10 Juni 2011

Vermögenshaftung von Beamten

Das, was nun ansteht, hat Facetten, die mir sehr gut gefallen könnten.

So zum Beispiel und insbesondere:

Entsprechend den Vorschriften des genannten Gesetzes, kann dem Beamten, welcher eine rechtswidrige Entscheidung fällt, eine Geldstrafe in Höhe seines Jahreseinkommens auferlegt werden.

Und wenn das auch auf Richter ausgedehnt werden könnte, wäre das Gesetz doch wohl perfekt, oder?

Leider, leider, leider - nicht zu früh freuen! - gilt das aber nur, wie von der Kanzlei Dr. Hartwich berichtet, nur in Polen.


DEIN RECHT IST MEIN JOB
STRAFJURIST, bundesweite Strafverteidigung

Kommentare:

Gerd hat gesagt…

Deutsche Beamte und Richter (letztere immerhin, soweit nicht "Urteile in einer Rechtssache" betroffen sind) haften ihrem Dienstherrn bei grobfahrlässig rechtswidrigen Entscheidungen sogar auf vollen Schadensersatz (§ 75 BBG und weitere gleichlautende Vorschriften).

kj hat gesagt…

Wenn der Richter von hundert die er frei lässt, einmal Schadenersatz an das Opfer zahlen muss, weil ihm ein Denk- oder Rechtsfehler unterlaufen ist, wird er lieber hundert eingesperrt lassen oder einsperren, als einen laufen zu lassen.
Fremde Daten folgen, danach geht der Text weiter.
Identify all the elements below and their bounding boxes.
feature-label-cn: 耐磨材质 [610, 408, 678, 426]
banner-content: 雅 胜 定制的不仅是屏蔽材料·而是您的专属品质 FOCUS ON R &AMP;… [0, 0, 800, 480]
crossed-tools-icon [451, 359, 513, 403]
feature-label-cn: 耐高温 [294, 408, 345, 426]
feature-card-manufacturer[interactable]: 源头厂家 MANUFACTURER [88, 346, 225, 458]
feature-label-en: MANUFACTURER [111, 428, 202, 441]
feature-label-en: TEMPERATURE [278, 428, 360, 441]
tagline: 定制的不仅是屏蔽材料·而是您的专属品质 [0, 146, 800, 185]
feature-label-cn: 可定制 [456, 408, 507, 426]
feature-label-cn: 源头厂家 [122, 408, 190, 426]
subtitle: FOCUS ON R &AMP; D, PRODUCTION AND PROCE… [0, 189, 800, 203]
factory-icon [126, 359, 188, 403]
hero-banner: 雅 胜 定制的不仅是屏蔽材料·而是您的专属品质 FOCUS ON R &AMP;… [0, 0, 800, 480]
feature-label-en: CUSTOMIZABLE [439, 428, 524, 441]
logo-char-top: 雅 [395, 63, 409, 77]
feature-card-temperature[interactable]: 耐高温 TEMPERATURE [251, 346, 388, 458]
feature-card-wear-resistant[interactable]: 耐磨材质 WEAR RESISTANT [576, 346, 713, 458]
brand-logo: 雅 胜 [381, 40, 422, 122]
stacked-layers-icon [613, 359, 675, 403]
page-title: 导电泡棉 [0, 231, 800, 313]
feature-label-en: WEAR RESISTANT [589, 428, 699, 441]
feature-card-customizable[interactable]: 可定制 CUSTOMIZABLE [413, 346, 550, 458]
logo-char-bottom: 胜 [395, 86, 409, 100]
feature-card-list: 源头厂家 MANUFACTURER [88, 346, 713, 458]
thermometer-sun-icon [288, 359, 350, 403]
Wieso soll er den Streikenden oder Demonstrierenden ihre Rechte gewähren, wenn bei falscher Entscheidung dann den Firmen wegen ihre Ausfälle Schadenersatz zu gewähren ist.

Oder wird nicht dann der großen Firma, die tausend Anwälte bezahlen können, im Zweifel eher Recht geschenkt, als dem kleinen Mann, der eher nicht in der Lage ist, einen Prozess gegen den Richter zu führen.

Für falsche Entscheidungen sind Rechtsmittelinstanzen da. Das ist auch gut so, ich sehe da kein Änderungsbedarf.

Lionel Hutz hat gesagt…

Das sollte dann auch für fehlerhaften Rechtsrat von Anwälten gelten. Das kommt sicher nicht seltener vor. Dann lohnt sich die Geldstrafe wenigstens, wenn man die Jahresgehälter vergleicht.

Werner Siebers hat gesagt…

@Lionel Hutz

Sie dürfen sicher sein, dass es nur ganz wenige Anwälte gibt, die in ihrem Jahresgehalt an die Richtergehälter herankommen (spätestens, wenn Sie die Beihilfeleistungen/Krankenversicherungsbeiträge, Rentenversicherungsbeiträge und die tatsächlich erbrachte Arbeitszeit mit ins Verhältnis stellen)

Werner Siebers hat gesagt…

@kj

Rechtsmittelinstanzen strotzen nicht immer vor Gerechtigkeit.

Aber der Gedanke an die Opfer bringt mich ins Denken, zugegeben!

kj hat gesagt…

Stimmt. Rechtsmittelinstanzen bauen oft einen Formalismus auf, deren Sinn der Normalbürger nicht versteht, nur um Dinge nicht entscheiden zu müssen.
Es würde schon viel helfen, wenn die Rechtsmittelinstanz den Akteninhalt verwenden müsste.

Dann müssten Fristen her, wie lange Sachen zu bearbeiten sind. Es würde vielleicht schon helfen, das bei einer bestimmten Überschreitung die Gerichtsgebühren ganz oder teilweise erlassen werden.

Anonym hat gesagt…

Wo ist das Problem, schließt der Richter oder Beamte eben eine entsprechende Versicherung für den Haftungsfall ab. Machen Anwälte / Notare / Ärzte pp. doch auch.

Werner Siebers hat gesagt…

Versicherung gegen Geldstrafen, eher nicht bekannt.

Anonym hat gesagt…

"Versicherung gegen Geldstrafen, eher nicht bekannt."